BEAUBIEN: Chanel got the contractors to go away and her power restored, but their house remains on the city's demolition list. Their house flooded during Katrina. They actually escaped in Stanley's boat, and their house did suffer some damage. But you'd never know it now. Stanley has painted the outside bright yellow and restored the 100-year-old woodwork inside. Bold Afro-centric art adorns their walls.
Ms. DEBOSE: Oh, man. It is priceless. I would not sell it, even if I was Oprah rich.
BEAUBIEN: Chanel and Stanley Debose were lucky.
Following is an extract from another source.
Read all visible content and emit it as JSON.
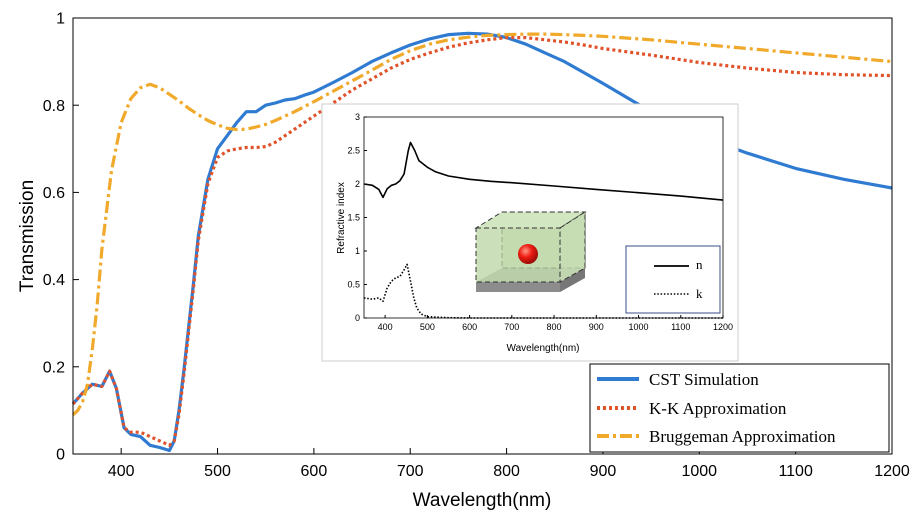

They were in their house and were able to stop the demolition. But more than 100,000 former New Orleaneans who fled after Katrina still haven't returned. And tens of thousands of them are still waiting for state compensation so they can afford to rebuild.
Davida Finger, a staff attorney at the Katrina Clinic at Loyola Law School, has filed suit against the city of New Orleans over the demolition process. The main demand of this suit is that individual adjudication hearings be held before demolition, because in the past, bureaucratic mistakes were made.
Ms. DAVIDA FINGER (Staff Attorney, Katrina Clinic at Loyola Law School): Those mistakes weren't caught and homes were actually demolished — structurally sound homes, homes that were in the process of being rebuilt, homes that were almost totally rebuilt.
BEAUBIEN: One common complaint from people who are trying to stop demolitions is that they're unable to get information or help from city hall about the entire process. Repeated phone calls by NPR to the city's code enforcement department, which is responsible for demolitions, went unanswered.
Jason Beaubien, NPR News, New Orleans.